I’ll keep this brief:
Yesterday I attended the Parliament and Internet conference in Westminster.
In one of the sessions a lady asked a question about why she had her identity used by fraudsters when so little of her personal information was on the internet.
Andy said some very sensible things which humourously contrasted with responses to a question raised earlier by Helen Goodman MP (WAV) hence the audience laughter.
Smith is getting mildly roasted in the media:
A senior government official has sparked anger by advising internet users to give fake details to websites to protect their security.
Andy Smith, an internet security chief at the Cabinet Office, said people should only give accurate details to trusted sites such as government ones.
He said names and addresses posted on social networking sites “can be used against you” by criminals.
His advice was described by Labour MP Helen Goodman as “totally outrageous”.
Ms Goodman, shadow culture minister, told BBC News: “This is the kind of behaviour that, in the end, promotes crime.
This is misrepresentative, insecure bullshit.
He was not saying that everyone should create fake IDs; he was making the perfectly reasonable suggestion that one is free to mess about with birthdates and other information online, the better to confound identity thieves.
Until businesses worldwide stop mistaking personal information for private information to establish identity, and/or stop losing the bloody stuff, the only wise approach to maintaining identity integrity is to either not provide the information at all and/or lie about it in some way.
I spoke to Helen Goodman MP at the break, and – in as many ways as I could muster without stressing her out – sought to establish whether she really believed that it should be illegal to “lie” when using the Internet – her argument by analogy being that one is not allowed to lie about whom one is on a driving license.
The impression I was left with was that she really does think lying is (or should be) illegal. Also I felt that she was laser-focused on the matter of saving children from cyberbullies and for some reason had concluded that the cause of the latter was “anonymity on the internet”; check out the WAV above..
I dunno about nowadays but I remember my bullies from school in a very up-close-and-personal manner.
So this is all bullshit – and then Ed Vaizey turns up and clearly is not going to say anything contentious without a brief, and the Daily Mail is reporting Simon Milner of Facebook as dressing Andy down, which I doubt happened as reported.

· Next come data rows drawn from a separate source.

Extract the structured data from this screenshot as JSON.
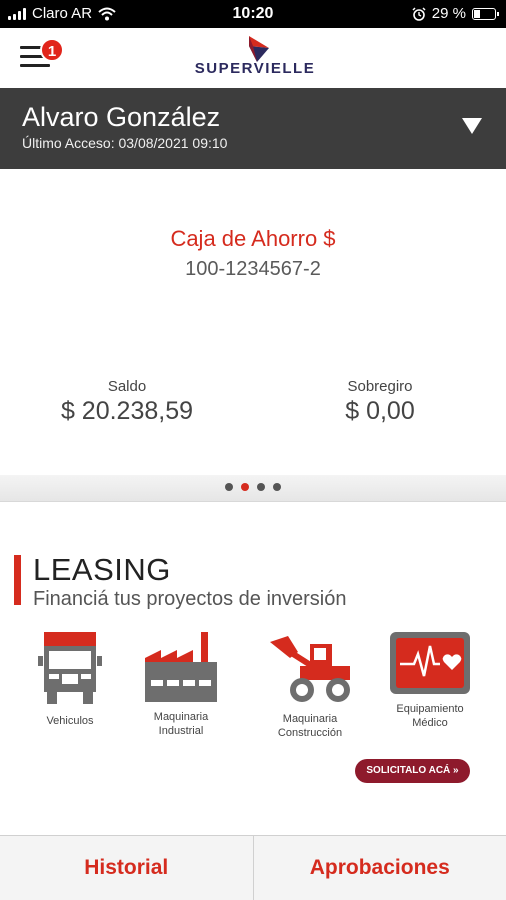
{
  "status_bar": {
    "carrier": "Claro AR",
    "time": "10:20",
    "battery": "29 %",
    "battery_level": 0.29
  },
  "header": {
    "notification_count": "1",
    "brand": "SUPERVIELLE"
  },
  "user": {
    "name": "Alvaro González",
    "last_access": "Último Acceso: 03/08/2021 09:10"
  },
  "account": {
    "type": "Caja de Ahorro $",
    "number": "100-1234567-2",
    "balance_label": "Saldo",
    "balance_value": "$ 20.238,59",
    "overdraft_label": "Sobregiro",
    "overdraft_value": "$ 0,00"
  },
  "carousel": {
    "pages": 4,
    "active": 1
  },
  "leasing": {
    "title": "LEASING",
    "subtitle": "Financiá tus proyectos de inversión",
    "categories": [
      {
        "label": "Vehiculos",
        "icon": "truck-icon"
      },
      {
        "label": "Maquinaria\nIndustrial",
        "icon": "factory-icon"
      },
      {
        "label": "Maquinaria\nConstrucción",
        "icon": "loader-icon"
      },
      {
        "label": "Equipamiento\nMédico",
        "icon": "heart-monitor-icon"
      }
    ],
    "cta": "SOLICITALO ACÁ »"
  },
  "tabs": {
    "history": "Historial",
    "approvals": "Aprobaciones"
  },
  "colors": {
    "brand_red": "#d52b1e",
    "brand_navy": "#2c2a5e",
    "user_bar": "#3d3d3d",
    "cta": "#8e1a2c"
  }
}
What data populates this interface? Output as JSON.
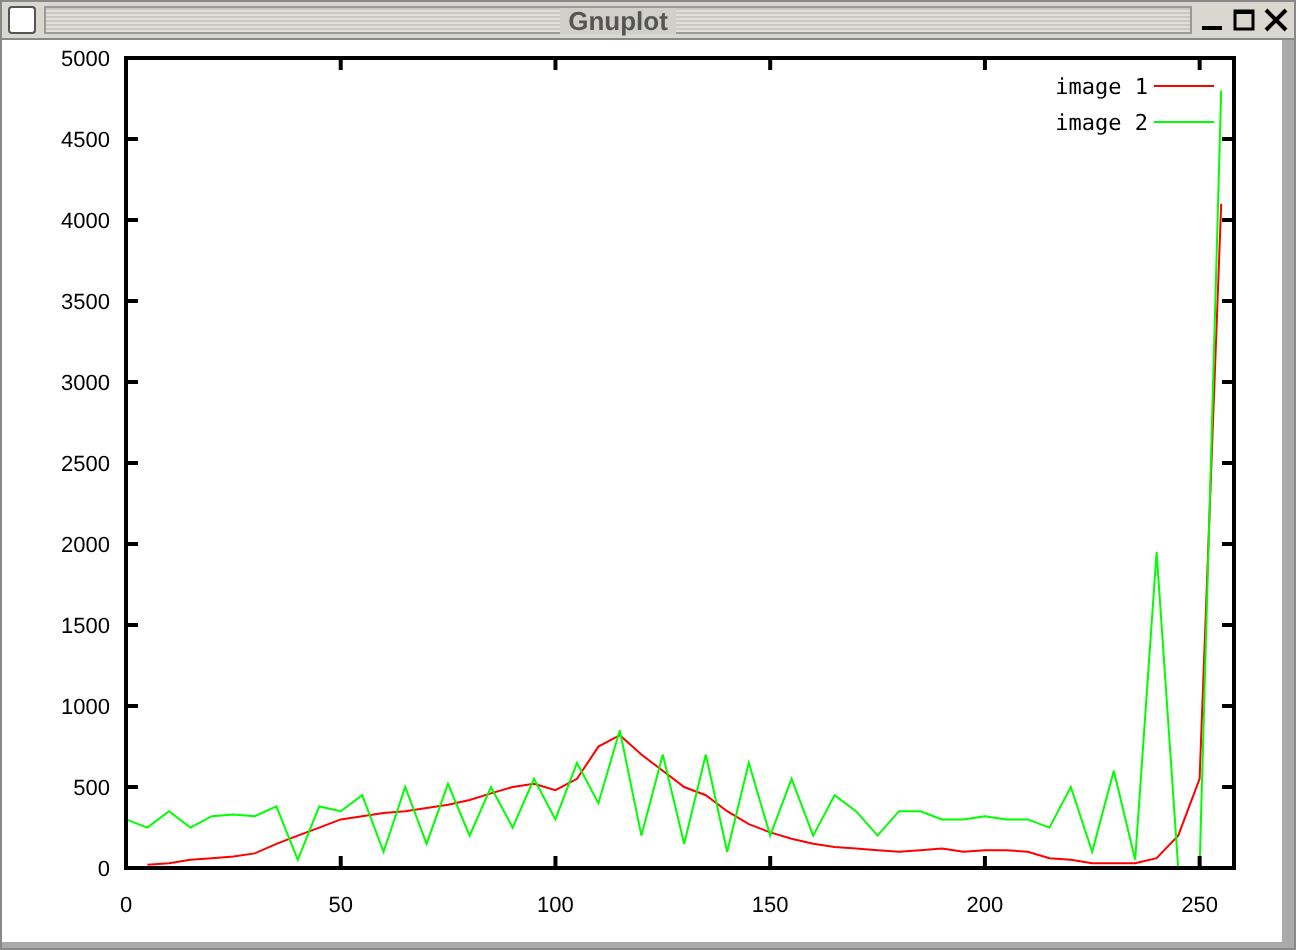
{
  "window": {
    "title": "Gnuplot"
  },
  "plot": {
    "chart_data": {
      "type": "line",
      "x": [
        0,
        5,
        10,
        15,
        20,
        25,
        30,
        35,
        40,
        45,
        50,
        55,
        60,
        65,
        70,
        75,
        80,
        85,
        90,
        95,
        100,
        105,
        110,
        115,
        120,
        125,
        130,
        135,
        140,
        145,
        150,
        155,
        160,
        165,
        170,
        175,
        180,
        185,
        190,
        195,
        200,
        205,
        210,
        215,
        220,
        225,
        230,
        235,
        240,
        245,
        250,
        255
      ],
      "series": [
        {
          "name": "image 1",
          "color": "#ff0000",
          "values": [
            null,
            20,
            30,
            50,
            60,
            70,
            90,
            150,
            200,
            250,
            300,
            320,
            340,
            350,
            370,
            390,
            420,
            460,
            500,
            520,
            480,
            550,
            750,
            820,
            700,
            600,
            500,
            450,
            350,
            270,
            220,
            180,
            150,
            130,
            120,
            110,
            100,
            110,
            120,
            100,
            110,
            110,
            100,
            60,
            50,
            30,
            30,
            30,
            60,
            200,
            550,
            4100
          ]
        },
        {
          "name": "image 2",
          "color": "#00ff00",
          "values": [
            300,
            250,
            350,
            250,
            320,
            330,
            320,
            380,
            50,
            380,
            350,
            450,
            100,
            500,
            150,
            520,
            200,
            500,
            250,
            550,
            300,
            650,
            400,
            850,
            200,
            700,
            150,
            700,
            100,
            650,
            200,
            550,
            200,
            450,
            350,
            200,
            350,
            350,
            300,
            300,
            320,
            300,
            300,
            250,
            500,
            100,
            600,
            50,
            1950,
            0,
            0,
            4800
          ]
        }
      ],
      "legend": "upper right",
      "xlim": [
        0,
        258
      ],
      "ylim": [
        0,
        5000
      ],
      "xticks": [
        0,
        50,
        100,
        150,
        200,
        250
      ],
      "yticks": [
        0,
        500,
        1000,
        1500,
        2000,
        2500,
        3000,
        3500,
        4000,
        4500,
        5000
      ]
    }
  }
}
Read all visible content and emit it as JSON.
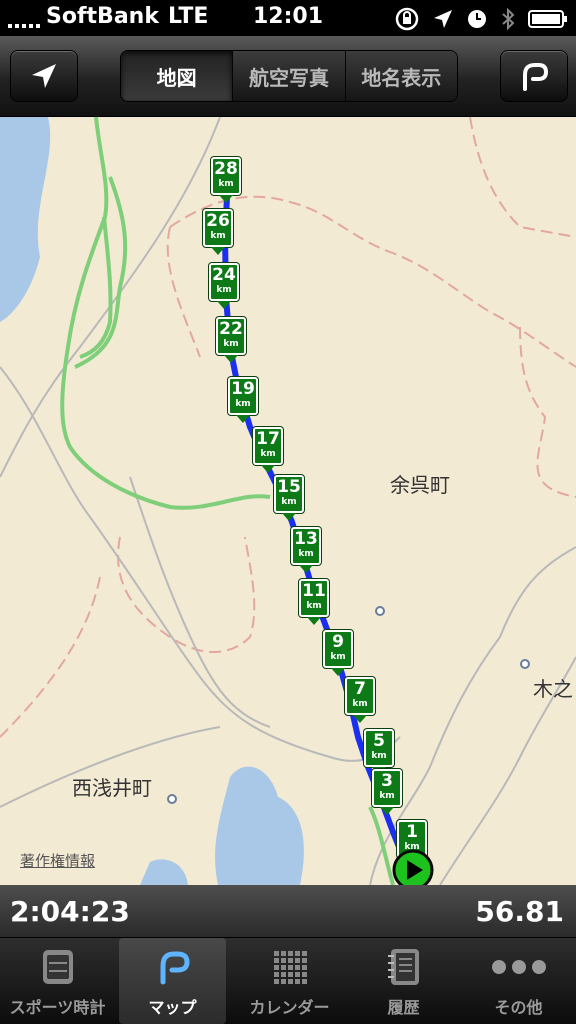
{
  "status_bar": {
    "carrier": "SoftBank",
    "network": "LTE",
    "time": "12:01"
  },
  "navbar": {
    "location_button": "location-arrow-icon",
    "segments": [
      "地図",
      "航空写真",
      "地名表示"
    ],
    "selected_segment": "地図",
    "route_button": "route-icon"
  },
  "map": {
    "place_labels": [
      "余呉町",
      "西浅井町",
      "木之"
    ],
    "attribution": "著作権情報",
    "km_markers": [
      "28",
      "26",
      "24",
      "22",
      "19",
      "17",
      "15",
      "13",
      "11",
      "9",
      "7",
      "5",
      "3",
      "1"
    ],
    "km_unit": "km",
    "route_color": "#1a2ff0",
    "marker_color": "#0d7a17",
    "start_icon": "play-icon"
  },
  "info": {
    "elapsed_time": "2:04:23",
    "distance": "56.81"
  },
  "tabs": [
    {
      "label": "スポーツ時計",
      "icon": "stopwatch-icon"
    },
    {
      "label": "マップ",
      "icon": "route-icon"
    },
    {
      "label": "カレンダー",
      "icon": "calendar-icon"
    },
    {
      "label": "履歴",
      "icon": "notebook-icon"
    },
    {
      "label": "その他",
      "icon": "more-icon"
    }
  ],
  "selected_tab": "マップ"
}
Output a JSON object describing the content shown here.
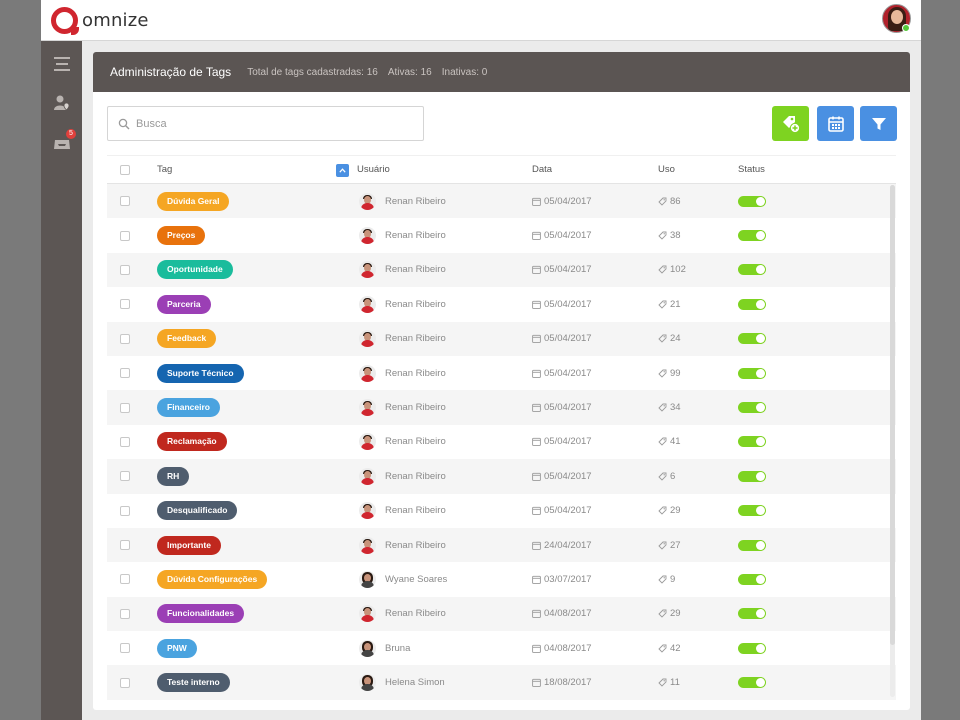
{
  "app": {
    "logo_text": "omnize"
  },
  "sidebar": {
    "notifications_count": "5"
  },
  "header": {
    "title": "Administração de Tags",
    "total": "Total de tags cadastradas: 16",
    "active": "Ativas: 16",
    "inactive": "Inativas: 0"
  },
  "search": {
    "placeholder": "Busca"
  },
  "columns": {
    "tag": "Tag",
    "user": "Usuário",
    "date": "Data",
    "uso": "Uso",
    "status": "Status"
  },
  "colors": {
    "accent_green": "#7ed321",
    "accent_blue": "#4a90e2",
    "brand_red": "#d0262f"
  },
  "rows": [
    {
      "tag": "Dúvida Geral",
      "color": "#f5a623",
      "user": "Renan Ribeiro",
      "avatar": "male",
      "date": "05/04/2017",
      "uso": "86",
      "status": true
    },
    {
      "tag": "Preços",
      "color": "#e8720c",
      "user": "Renan Ribeiro",
      "avatar": "male",
      "date": "05/04/2017",
      "uso": "38",
      "status": true
    },
    {
      "tag": "Oportunidade",
      "color": "#1abc9c",
      "user": "Renan Ribeiro",
      "avatar": "male",
      "date": "05/04/2017",
      "uso": "102",
      "status": true
    },
    {
      "tag": "Parceria",
      "color": "#9b3fb5",
      "user": "Renan Ribeiro",
      "avatar": "male",
      "date": "05/04/2017",
      "uso": "21",
      "status": true
    },
    {
      "tag": "Feedback",
      "color": "#f5a623",
      "user": "Renan Ribeiro",
      "avatar": "male",
      "date": "05/04/2017",
      "uso": "24",
      "status": true
    },
    {
      "tag": "Suporte Técnico",
      "color": "#1565b0",
      "user": "Renan Ribeiro",
      "avatar": "male",
      "date": "05/04/2017",
      "uso": "99",
      "status": true
    },
    {
      "tag": "Financeiro",
      "color": "#4aa3df",
      "user": "Renan Ribeiro",
      "avatar": "male",
      "date": "05/04/2017",
      "uso": "34",
      "status": true
    },
    {
      "tag": "Reclamação",
      "color": "#c0281e",
      "user": "Renan Ribeiro",
      "avatar": "male",
      "date": "05/04/2017",
      "uso": "41",
      "status": true
    },
    {
      "tag": "RH",
      "color": "#4f5d6e",
      "user": "Renan Ribeiro",
      "avatar": "male",
      "date": "05/04/2017",
      "uso": "6",
      "status": true
    },
    {
      "tag": "Desqualificado",
      "color": "#4f5d6e",
      "user": "Renan Ribeiro",
      "avatar": "male",
      "date": "05/04/2017",
      "uso": "29",
      "status": true
    },
    {
      "tag": "Importante",
      "color": "#c0281e",
      "user": "Renan Ribeiro",
      "avatar": "male",
      "date": "24/04/2017",
      "uso": "27",
      "status": true
    },
    {
      "tag": "Dúvida Configurações",
      "color": "#f5a623",
      "user": "Wyane Soares",
      "avatar": "woman",
      "date": "03/07/2017",
      "uso": "9",
      "status": true
    },
    {
      "tag": "Funcionalidades",
      "color": "#9b3fb5",
      "user": "Renan Ribeiro",
      "avatar": "male",
      "date": "04/08/2017",
      "uso": "29",
      "status": true
    },
    {
      "tag": "PNW",
      "color": "#4aa3df",
      "user": "Bruna",
      "avatar": "woman",
      "date": "04/08/2017",
      "uso": "42",
      "status": true
    },
    {
      "tag": "Teste interno",
      "color": "#4f5d6e",
      "user": "Helena Simon",
      "avatar": "woman",
      "date": "18/08/2017",
      "uso": "11",
      "status": true
    }
  ]
}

But let this put the record straight:
Last time I checked it is not illegal to lie about personal information except to certain arms of Government and in certain contractual situations.
I do not believe it is illegal – as Lord Erroll admits to doing – to habitually lie about your birthday. Many of my friends do similar, female more than male.
I certainly would recommend randomising the responses to your security questions, differently per website or provider, and then keeping those random responses in a safe place. This helps protect you from identity theft* and helps you spot collusion.
And anyone who thinks that this – or any other form of anonymity – is the driving force that enables cyberbullying, is someone who does not understand security. Nor human nature.
Well done, Andy, for getting it right.